Triage; process and interventions

All the EDs declared that they performed processes of some kind during triage (Fig. 2).

Fig. 2
figure2

Processes performed in the triage. * VS = vital signs. ** ECG = electrocardiogram. *** Other = for example peripheral intravenous treatment, urine sample, bladder scan, oxygen administration, wound dressing, counselling, pain assessment, treatment of allergic reaction etc.

The majority (96%) performed one or more processes in combinations. Most common was the combination of five processes; blood sample, ECG, X-ray referral, analgesics and VS (27%). Two EDs declared that they did not have a specific triage team, therefore they just answered other processes without specifying what. Seven (14%) of the EDs declared that they did all five specified interventions as well as the non-specified, i.e. other intervention.

The intervention fast track, i.e. a special, coherent process for a specific patient/diagnosis, of some kind was performed in 50 (98%) of the EDs (Fig. 3).

Fig. 3
figure3

Fast tracks applied as reported by 50 EDs

The majority (88%) of the EDs applied more than one fast track, most commonly two fast tracks in different combinations (48%). The most common combination was the stroke and the hip fracture, which was performed in 16 (31%) of the EDs, followed by the combination of three fast tracks; the stroke, the hip fracture, and the PCI, reported by eight (16%) EDs.

Triage education

In 44 EDs (86%) triage education was performed mainly as basic education (84%) and mostly during the introduction of new employees (39%). Refreshment courses were applied in 27 (53%) of the EDs.

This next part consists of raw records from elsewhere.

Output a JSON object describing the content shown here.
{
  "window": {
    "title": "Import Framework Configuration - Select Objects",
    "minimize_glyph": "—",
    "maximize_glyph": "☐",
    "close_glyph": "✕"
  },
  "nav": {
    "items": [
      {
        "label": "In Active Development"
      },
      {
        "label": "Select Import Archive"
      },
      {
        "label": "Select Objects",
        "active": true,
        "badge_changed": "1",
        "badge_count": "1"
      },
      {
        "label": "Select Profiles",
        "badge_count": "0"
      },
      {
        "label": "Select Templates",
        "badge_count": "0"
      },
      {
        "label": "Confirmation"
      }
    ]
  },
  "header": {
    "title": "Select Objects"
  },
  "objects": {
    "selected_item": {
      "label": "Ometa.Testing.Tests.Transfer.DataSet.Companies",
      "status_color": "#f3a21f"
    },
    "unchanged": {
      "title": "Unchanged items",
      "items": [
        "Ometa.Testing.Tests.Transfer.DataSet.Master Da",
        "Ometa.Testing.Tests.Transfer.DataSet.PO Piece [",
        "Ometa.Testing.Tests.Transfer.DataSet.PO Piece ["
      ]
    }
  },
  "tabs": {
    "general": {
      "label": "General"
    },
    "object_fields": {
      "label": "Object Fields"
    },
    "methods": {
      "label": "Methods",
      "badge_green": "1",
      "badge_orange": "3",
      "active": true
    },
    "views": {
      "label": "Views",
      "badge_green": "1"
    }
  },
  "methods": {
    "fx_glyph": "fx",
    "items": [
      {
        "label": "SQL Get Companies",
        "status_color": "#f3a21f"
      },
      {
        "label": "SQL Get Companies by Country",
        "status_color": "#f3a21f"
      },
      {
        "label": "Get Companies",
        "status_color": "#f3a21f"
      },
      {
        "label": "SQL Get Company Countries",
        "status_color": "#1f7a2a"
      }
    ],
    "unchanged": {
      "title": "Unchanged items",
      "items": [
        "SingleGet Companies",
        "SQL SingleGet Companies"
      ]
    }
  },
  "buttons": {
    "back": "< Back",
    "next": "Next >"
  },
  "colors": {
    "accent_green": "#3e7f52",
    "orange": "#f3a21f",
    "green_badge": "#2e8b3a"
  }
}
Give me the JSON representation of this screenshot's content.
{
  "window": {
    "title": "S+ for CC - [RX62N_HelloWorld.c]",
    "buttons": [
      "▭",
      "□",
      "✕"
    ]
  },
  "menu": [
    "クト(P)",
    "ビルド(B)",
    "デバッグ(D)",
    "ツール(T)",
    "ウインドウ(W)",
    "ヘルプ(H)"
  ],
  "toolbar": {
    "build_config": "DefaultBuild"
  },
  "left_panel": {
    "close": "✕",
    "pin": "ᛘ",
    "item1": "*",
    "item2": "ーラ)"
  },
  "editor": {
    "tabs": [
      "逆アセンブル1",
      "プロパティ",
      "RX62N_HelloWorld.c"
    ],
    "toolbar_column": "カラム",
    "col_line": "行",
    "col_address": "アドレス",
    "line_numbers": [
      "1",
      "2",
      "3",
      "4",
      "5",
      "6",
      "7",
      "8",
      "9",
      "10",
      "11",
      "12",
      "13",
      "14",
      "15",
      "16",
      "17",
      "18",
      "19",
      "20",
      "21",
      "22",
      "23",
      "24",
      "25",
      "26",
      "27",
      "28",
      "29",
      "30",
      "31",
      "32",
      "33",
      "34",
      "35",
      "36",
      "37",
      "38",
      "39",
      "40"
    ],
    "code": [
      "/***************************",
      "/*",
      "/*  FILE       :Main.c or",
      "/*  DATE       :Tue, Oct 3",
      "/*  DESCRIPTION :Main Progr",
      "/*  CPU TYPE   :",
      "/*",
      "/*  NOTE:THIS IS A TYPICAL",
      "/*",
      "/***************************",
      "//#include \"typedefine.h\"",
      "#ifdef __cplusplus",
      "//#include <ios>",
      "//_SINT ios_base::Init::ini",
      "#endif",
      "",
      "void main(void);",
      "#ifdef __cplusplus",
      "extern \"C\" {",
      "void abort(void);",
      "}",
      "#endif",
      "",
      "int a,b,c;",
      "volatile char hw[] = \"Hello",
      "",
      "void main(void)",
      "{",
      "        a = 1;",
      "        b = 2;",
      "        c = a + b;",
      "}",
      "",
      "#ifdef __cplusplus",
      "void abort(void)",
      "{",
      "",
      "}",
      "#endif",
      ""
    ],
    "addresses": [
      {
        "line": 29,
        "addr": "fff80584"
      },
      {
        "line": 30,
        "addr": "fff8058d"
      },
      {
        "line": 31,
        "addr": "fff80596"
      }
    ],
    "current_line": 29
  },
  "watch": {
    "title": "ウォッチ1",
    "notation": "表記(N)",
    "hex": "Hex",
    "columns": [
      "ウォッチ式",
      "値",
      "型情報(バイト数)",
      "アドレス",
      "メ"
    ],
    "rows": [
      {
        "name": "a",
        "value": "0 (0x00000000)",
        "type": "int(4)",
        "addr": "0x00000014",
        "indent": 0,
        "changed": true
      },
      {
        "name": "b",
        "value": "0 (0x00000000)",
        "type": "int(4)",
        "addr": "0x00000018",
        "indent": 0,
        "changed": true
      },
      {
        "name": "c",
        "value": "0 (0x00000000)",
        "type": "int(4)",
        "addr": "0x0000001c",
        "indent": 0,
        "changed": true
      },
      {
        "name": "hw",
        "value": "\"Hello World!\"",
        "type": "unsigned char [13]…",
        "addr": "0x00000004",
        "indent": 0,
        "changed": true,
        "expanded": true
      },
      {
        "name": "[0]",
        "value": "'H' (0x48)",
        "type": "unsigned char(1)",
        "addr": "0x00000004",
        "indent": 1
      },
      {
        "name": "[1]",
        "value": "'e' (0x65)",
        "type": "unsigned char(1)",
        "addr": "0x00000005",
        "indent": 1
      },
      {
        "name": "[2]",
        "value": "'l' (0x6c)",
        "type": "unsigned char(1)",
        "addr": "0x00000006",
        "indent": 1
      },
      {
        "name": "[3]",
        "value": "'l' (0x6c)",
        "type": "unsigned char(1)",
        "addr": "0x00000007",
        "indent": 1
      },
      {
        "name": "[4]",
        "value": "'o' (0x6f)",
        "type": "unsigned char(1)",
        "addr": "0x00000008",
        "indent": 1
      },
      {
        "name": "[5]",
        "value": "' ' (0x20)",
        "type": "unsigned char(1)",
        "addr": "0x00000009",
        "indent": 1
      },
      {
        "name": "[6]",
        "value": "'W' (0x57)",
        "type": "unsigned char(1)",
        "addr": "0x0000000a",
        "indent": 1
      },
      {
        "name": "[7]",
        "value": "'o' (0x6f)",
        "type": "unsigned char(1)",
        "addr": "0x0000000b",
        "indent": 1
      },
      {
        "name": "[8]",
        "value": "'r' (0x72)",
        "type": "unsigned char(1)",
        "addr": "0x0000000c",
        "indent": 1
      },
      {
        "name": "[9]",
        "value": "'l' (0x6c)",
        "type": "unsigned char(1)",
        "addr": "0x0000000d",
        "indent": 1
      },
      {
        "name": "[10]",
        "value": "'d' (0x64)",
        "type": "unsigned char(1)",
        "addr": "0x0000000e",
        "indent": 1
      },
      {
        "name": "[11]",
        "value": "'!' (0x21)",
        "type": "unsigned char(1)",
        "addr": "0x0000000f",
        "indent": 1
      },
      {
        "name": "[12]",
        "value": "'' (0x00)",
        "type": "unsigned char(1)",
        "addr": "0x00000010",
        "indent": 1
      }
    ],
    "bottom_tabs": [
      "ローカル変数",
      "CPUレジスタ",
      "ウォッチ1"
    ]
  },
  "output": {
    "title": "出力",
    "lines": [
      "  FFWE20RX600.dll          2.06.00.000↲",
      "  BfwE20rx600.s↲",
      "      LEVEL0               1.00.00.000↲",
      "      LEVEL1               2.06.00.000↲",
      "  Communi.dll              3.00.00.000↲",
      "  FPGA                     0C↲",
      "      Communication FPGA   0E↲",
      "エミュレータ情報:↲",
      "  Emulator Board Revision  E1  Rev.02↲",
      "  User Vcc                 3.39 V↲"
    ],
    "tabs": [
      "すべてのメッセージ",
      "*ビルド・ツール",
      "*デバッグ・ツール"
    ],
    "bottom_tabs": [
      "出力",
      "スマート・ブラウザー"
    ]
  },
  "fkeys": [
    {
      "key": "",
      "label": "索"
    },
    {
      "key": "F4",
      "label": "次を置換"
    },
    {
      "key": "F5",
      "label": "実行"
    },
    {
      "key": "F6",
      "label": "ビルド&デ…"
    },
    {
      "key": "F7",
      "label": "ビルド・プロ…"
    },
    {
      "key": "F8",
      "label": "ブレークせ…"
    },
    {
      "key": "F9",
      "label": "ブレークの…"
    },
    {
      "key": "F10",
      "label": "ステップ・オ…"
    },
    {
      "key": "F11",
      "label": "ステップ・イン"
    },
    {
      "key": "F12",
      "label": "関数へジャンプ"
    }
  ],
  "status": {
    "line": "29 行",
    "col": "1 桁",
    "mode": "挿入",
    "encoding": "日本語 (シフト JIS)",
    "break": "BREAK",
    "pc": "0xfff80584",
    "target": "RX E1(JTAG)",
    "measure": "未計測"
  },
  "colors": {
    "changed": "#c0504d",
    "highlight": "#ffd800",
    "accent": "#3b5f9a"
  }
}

The education was usually executed by the persons with triage responsibility on the ED (57%). In one third of the EDs the education was theoretical, and in seven EDs the education was founded on a combination of theory and practice. The time spent on education varied with a continuum ranging from 15 min to 2 weeks; the most common practice was between 30 min to 2 h (36%). One ED applied three-day training alongside a colleague.

Discussion

The result of the study is based on 51 (75%) Swedish EDs, and confirms the hypothesis that triage in general, and the RETTS© triage scale in particular, has become firmly implemented. Furthermore, the result shows the progression in the use of processes and interventions when triage is carried out, together with introduction and education in triage.

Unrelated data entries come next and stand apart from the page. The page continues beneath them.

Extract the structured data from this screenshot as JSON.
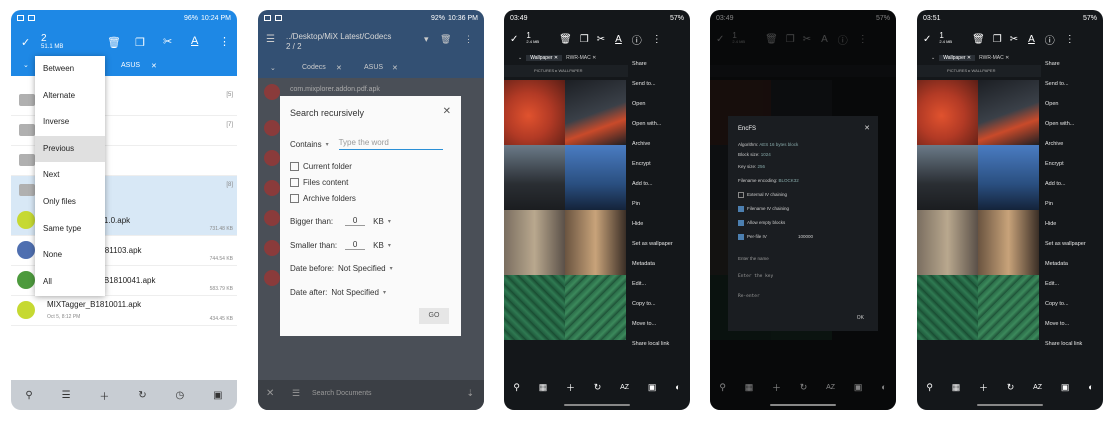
{
  "phone1": {
    "status": {
      "percent": "96%",
      "time": "10:24 PM"
    },
    "selection": {
      "count": "2",
      "size": "51.1 MB"
    },
    "tabs": [
      "ASUS"
    ],
    "menu": [
      "Between",
      "Alternate",
      "Inverse",
      "Previous",
      "Next",
      "Only files",
      "Same type",
      "None",
      "All"
    ],
    "highlighted": "Previous",
    "rows": [
      {
        "name": "",
        "date": "",
        "count": "[5]",
        "size": ""
      },
      {
        "name": "",
        "date": "",
        "count": "[7]",
        "size": ""
      },
      {
        "name": "",
        "date": "",
        "count": "",
        "size": ""
      },
      {
        "name": "",
        "date": "",
        "count": "[8]",
        "size": ""
      },
      {
        "name": "g_1.0.apk",
        "date": "",
        "count": "",
        "size": "731.48 KB"
      },
      {
        "name": "B181103.apk",
        "date": "",
        "count": "",
        "size": "744.54 KB"
      },
      {
        "name": "a_B1810041.apk",
        "date": "",
        "count": "",
        "size": "583.79 KB"
      },
      {
        "name": "MIXTagger_B1810011.apk",
        "date": "Oct 5, 8:12 PM",
        "count": "",
        "size": "434.45 KB"
      }
    ],
    "colors": {
      "accent": "#1e88e5"
    }
  },
  "phone2": {
    "status": {
      "percent": "92%",
      "time": "10:36 PM"
    },
    "path": {
      "line1": "../Desktop/MiX Latest/Codecs",
      "line2": "2 / 2"
    },
    "tabs": [
      "Codecs",
      "ASUS"
    ],
    "bg_file": "com.mixplorer.addon.pdf.apk",
    "dialog": {
      "title": "Search recursively",
      "contains_label": "Contains",
      "placeholder": "Type the word",
      "options": [
        "Current folder",
        "Files content",
        "Archive folders"
      ],
      "bigger_label": "Bigger than:",
      "bigger_value": "0",
      "bigger_unit": "KB",
      "smaller_label": "Smaller than:",
      "smaller_value": "0",
      "smaller_unit": "KB",
      "before_label": "Date before:",
      "before_value": "Not Specified",
      "after_label": "Date after:",
      "after_value": "Not Specified",
      "go": "GO"
    },
    "bottom_label": "Search Documents"
  },
  "phone3": {
    "status": {
      "percent": "57%",
      "time": "03:49"
    },
    "selection": {
      "count": "1",
      "size": "2.4 MB"
    },
    "tabs": [
      "Wallpaper",
      "RWR-MAC"
    ],
    "crumb": "PICTURES ▸ WALLPAPER",
    "menu": [
      "Share",
      "Send to...",
      "Open",
      "Open with...",
      "Archive",
      "Encrypt",
      "Add to...",
      "Pin",
      "Hide",
      "Set as wallpaper",
      "Metadata",
      "Edit...",
      "Copy to...",
      "Move to...",
      "Share local link"
    ]
  },
  "phone4": {
    "status": {
      "percent": "57%",
      "time": "03:49"
    },
    "selection": {
      "count": "1",
      "size": "2.4 MB"
    },
    "dialog": {
      "title": "EncFS",
      "algorithm_label": "Algorithm:",
      "algorithm_value": "AES 16 bytes block",
      "block_label": "Block size:",
      "block_value": "1024",
      "key_label": "Key size:",
      "key_value": "256",
      "fne_label": "Filename encoding:",
      "fne_value": "BLOCK32",
      "checks": [
        "External IV chaining",
        "Filename IV chaining",
        "Allow empty blocks",
        "Per-file IV"
      ],
      "mode_value": "100000",
      "enter_name": "Enter the name",
      "enter_key": "Enter the key",
      "reenter": "Re-enter",
      "ok": "OK"
    }
  },
  "phone5": {
    "status": {
      "percent": "57%",
      "time": "03:51"
    },
    "selection": {
      "count": "1",
      "size": "2.4 MB"
    },
    "tabs": [
      "Wallpaper",
      "RWR-MAC"
    ],
    "crumb": "PICTURES ▸ WALLPAPER",
    "menu": [
      "Share",
      "Send to...",
      "Open",
      "Open with...",
      "Archive",
      "Encrypt",
      "Add to...",
      "Pin",
      "Hide",
      "Set as wallpaper",
      "Metadata",
      "Edit...",
      "Copy to...",
      "Move to...",
      "Share local link"
    ]
  },
  "wallpaper_colors": [
    "#c2442a",
    "#3a3f47",
    "#2e5a7c",
    "#5a7fb5",
    "#6f6a62",
    "#6a5a4a",
    "#2f6a4c",
    "#3b7a56"
  ]
}
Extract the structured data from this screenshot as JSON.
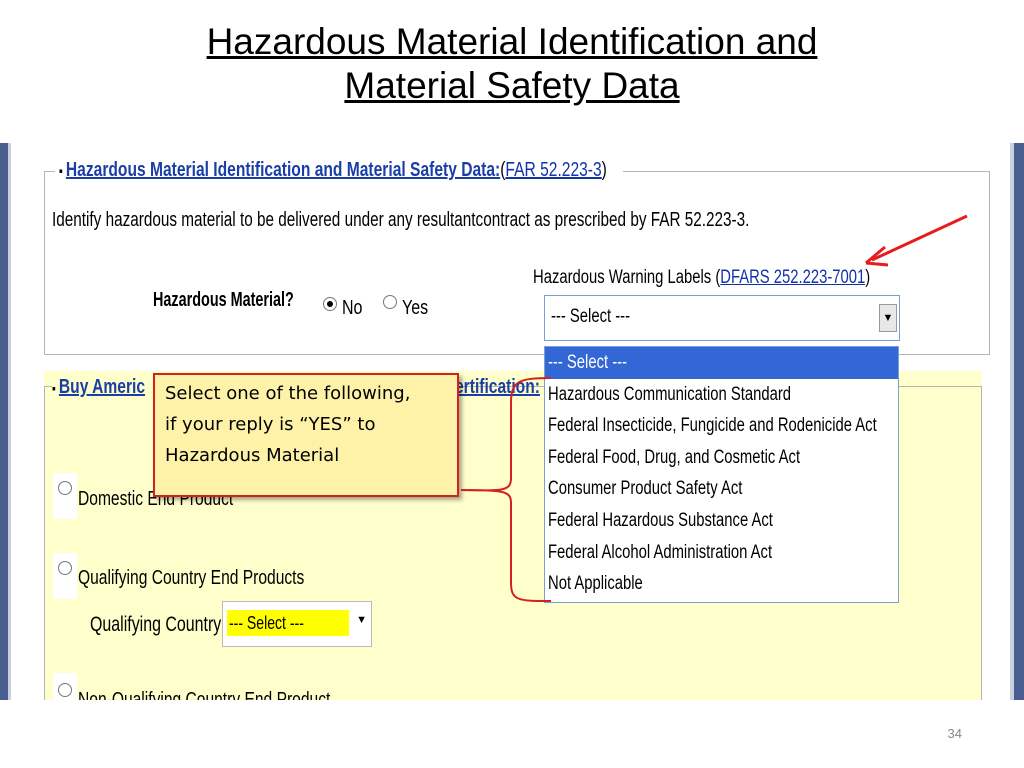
{
  "slide": {
    "title_line1": "Hazardous Material Identification and",
    "title_line2": "Material Safety Data",
    "page_number": "34"
  },
  "section1": {
    "legend_title": "Hazardous Material Identification and Material Safety Data:",
    "legend_link": "FAR 52.223-3",
    "legend_open": "(",
    "legend_close": ")",
    "instruction": "Identify hazardous material to be delivered under any resultantcontract as prescribed by FAR 52.223-3.",
    "hazmat_question": "Hazardous Material?",
    "radio_no": "No",
    "radio_yes": "Yes",
    "radio_selected": "No",
    "labels_caption": "Hazardous Warning Labels (",
    "labels_link": "DFARS 252.223-7001",
    "labels_close": ")",
    "labels_select_value": "--- Select ---"
  },
  "dropdown": {
    "options": [
      "--- Select ---",
      "Hazardous Communication Standard",
      "Federal Insecticide, Fungicide and Rodenicide Act",
      "Federal Food, Drug, and Cosmetic Act",
      "Consumer Product Safety Act",
      "Federal Hazardous Substance Act",
      "Federal Alcohol Administration Act",
      "Not Applicable"
    ],
    "highlighted_index": 0
  },
  "section2": {
    "legend_title_visible_left": "Buy Americ",
    "legend_title_visible_right": "ertification:",
    "option_domestic": "Domestic End Product",
    "option_qualifying": "Qualifying Country End Products",
    "qualifying_country_label": "Qualifying Country:",
    "qualifying_country_value": "--- Select ---",
    "option_non_qualifying": "Non-Qualifying Country End Product"
  },
  "callout": {
    "text_line1": "Select one of the following,",
    "text_line2": "if your reply is “YES” to",
    "text_line3": "Hazardous Material"
  },
  "colors": {
    "link_blue": "#1a3ea8",
    "highlight_blue": "#3367d6",
    "callout_border": "#d42020",
    "callout_fill": "#fdf2a8",
    "section2_fill": "#ffffcc",
    "arrow_red": "#e81c1c",
    "frame_blue": "#4a5f8f"
  }
}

The present study shows an increase in the application of RETTS© compared to the findings of Farrokhnia et al. [12]. The result also reveals that ADAPT and MTS that was in use in 2011 seems to have been replaced by SATS. A similar pattern can be seen in Norway, where RETTS© and a version of SATS, called SATS Norway, have become more commonly used, even if MTS is still applied in some extent [19]. However, ADAPT have been triage standard in a modified version called Danish Emergency Process Triage (DEPT) in Denmark since 2011 [20]. A version of RETTS©, called Rapid Emergency Triage and Treatment System – Hospital Unit West (RETTS-HEV) has also been applied and studied [21, 22]. Furthermore, a new, simplified triage algorithm has been developed in Denmark called the Copenhagen Triage Algorithm (CTA). CTA is quite similar to ADAPT/DEPT but is based on clinical assessment and cut-off point for vital signs [23], which are calculated on results from the TRIAGE database [24]. In a cluster-randomized study, CTA has been found to be non-inferior to ADAPT [25]. Both Göransson et al. [11] and Farrokhnia et al. [12] reported the use of locally developed triage scales; this approach still exists, but to a lesser extent, as in Norway [19]. Internationally the use of locally developed scales is mostly reported in comparison to more established triage scales like ESI and MTS [26].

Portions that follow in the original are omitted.